森バジル『探偵小石は恋しない』(小学館)

 小石探偵事務所の代表でミステリオタクの小石は、名探偵のように華麗に事件を解決する日を夢見ている。だが実際は9割9分が不倫や浮気の調査依頼で、推理案件の依頼は一向にこない。小石がそれでも調査をこなすのは、実はある理由から色恋調査が「病的に得意」だから。相変わらず色恋案件ばかり、かと思いきや、相談員の蓮杖と小石が意外な真相を目の当たりにする裏で、思いもよらない事件が進行していて──。(粗筋紹介より引用)
 WEB『STORY BOX』2024年9月号~2025年1月号連載。連載時タイトル「探偵・小石の色恋推理」。加筆修正のうえ、2025年9月、単行本刊行。

 森バジルの作品を読むのは初めて。それ以前に名前すら知らなかった。第30回松本清張賞受賞者か。
 まず錚々たる……とまではいかないにしても、それなりのメンバーがそろっている帯はスルー。どうせ期待は裏切られるし、呼んだって失望するだけだ、そう思っていた。
 ミステリオタクの女性で事務所代表の小石と男性相談員の蓮杖が、浮気調査にまつわる謎を解いていく連作短編集……と簡単に考えていた私が甘かった。

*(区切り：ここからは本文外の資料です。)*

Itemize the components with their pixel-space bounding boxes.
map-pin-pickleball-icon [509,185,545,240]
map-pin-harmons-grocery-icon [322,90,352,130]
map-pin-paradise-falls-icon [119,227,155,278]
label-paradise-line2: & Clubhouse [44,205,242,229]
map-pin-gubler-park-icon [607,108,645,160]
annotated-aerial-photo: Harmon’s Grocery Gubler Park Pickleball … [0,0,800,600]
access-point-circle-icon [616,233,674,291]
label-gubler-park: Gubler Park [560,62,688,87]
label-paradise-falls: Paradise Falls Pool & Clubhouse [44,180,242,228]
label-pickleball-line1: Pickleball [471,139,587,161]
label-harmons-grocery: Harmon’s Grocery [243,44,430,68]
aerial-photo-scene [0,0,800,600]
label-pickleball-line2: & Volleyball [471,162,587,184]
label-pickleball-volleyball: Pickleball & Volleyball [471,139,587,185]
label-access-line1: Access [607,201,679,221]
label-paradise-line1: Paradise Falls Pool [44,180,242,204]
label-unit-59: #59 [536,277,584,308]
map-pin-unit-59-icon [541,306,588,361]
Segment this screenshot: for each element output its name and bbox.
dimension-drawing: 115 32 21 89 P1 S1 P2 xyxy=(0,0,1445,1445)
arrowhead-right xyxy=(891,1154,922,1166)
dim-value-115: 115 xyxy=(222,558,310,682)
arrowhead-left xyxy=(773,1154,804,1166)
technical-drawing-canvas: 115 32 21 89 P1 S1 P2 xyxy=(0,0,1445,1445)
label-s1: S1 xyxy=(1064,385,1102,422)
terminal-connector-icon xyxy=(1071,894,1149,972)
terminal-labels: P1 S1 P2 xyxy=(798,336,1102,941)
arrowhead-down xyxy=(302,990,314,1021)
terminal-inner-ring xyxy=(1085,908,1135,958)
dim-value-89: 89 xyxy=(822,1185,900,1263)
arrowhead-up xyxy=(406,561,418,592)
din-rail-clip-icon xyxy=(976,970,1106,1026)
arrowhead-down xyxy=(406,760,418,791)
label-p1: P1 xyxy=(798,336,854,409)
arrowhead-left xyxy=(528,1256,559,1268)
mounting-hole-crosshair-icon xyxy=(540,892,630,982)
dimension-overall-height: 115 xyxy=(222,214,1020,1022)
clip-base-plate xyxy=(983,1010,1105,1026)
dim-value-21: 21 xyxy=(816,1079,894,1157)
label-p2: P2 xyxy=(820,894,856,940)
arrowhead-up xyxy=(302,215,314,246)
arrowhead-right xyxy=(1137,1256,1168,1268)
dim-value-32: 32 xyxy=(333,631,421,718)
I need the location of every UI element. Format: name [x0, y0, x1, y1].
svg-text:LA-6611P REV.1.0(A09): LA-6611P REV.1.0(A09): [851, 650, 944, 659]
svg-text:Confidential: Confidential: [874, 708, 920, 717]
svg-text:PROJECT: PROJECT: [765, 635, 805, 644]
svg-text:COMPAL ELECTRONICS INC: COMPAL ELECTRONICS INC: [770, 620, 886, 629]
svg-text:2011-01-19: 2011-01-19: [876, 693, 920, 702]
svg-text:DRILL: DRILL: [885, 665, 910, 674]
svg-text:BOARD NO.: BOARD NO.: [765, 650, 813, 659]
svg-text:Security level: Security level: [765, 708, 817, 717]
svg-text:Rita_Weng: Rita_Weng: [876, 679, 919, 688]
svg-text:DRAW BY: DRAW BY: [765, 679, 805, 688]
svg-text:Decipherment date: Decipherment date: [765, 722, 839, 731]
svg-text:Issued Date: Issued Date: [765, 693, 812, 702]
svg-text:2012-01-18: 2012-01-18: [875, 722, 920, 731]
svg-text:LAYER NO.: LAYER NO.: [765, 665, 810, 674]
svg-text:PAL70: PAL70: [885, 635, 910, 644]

よくぞまあ、ここまで伏線を張り、読者の予想をひっくり返してくれたものだ。
 中身に触れづらい作品だが、この仕掛けは大したもの。舞台も、登場人物も、会話も、そして恋愛も、謎解きも。至る所に仕掛けが待ち受けている。少女漫画みたいな設定も、これが必然だったというのは驚きだった。
 恋愛小説に本格ミステリを混ぜ合わせ、わざと不器用にシェイクして、だけどそのグラデーションに唸らせられる作品。素直に感心、素直に脱帽。ランキングをにぎわせるだろう。これは過去の作品も読んでみたくなる。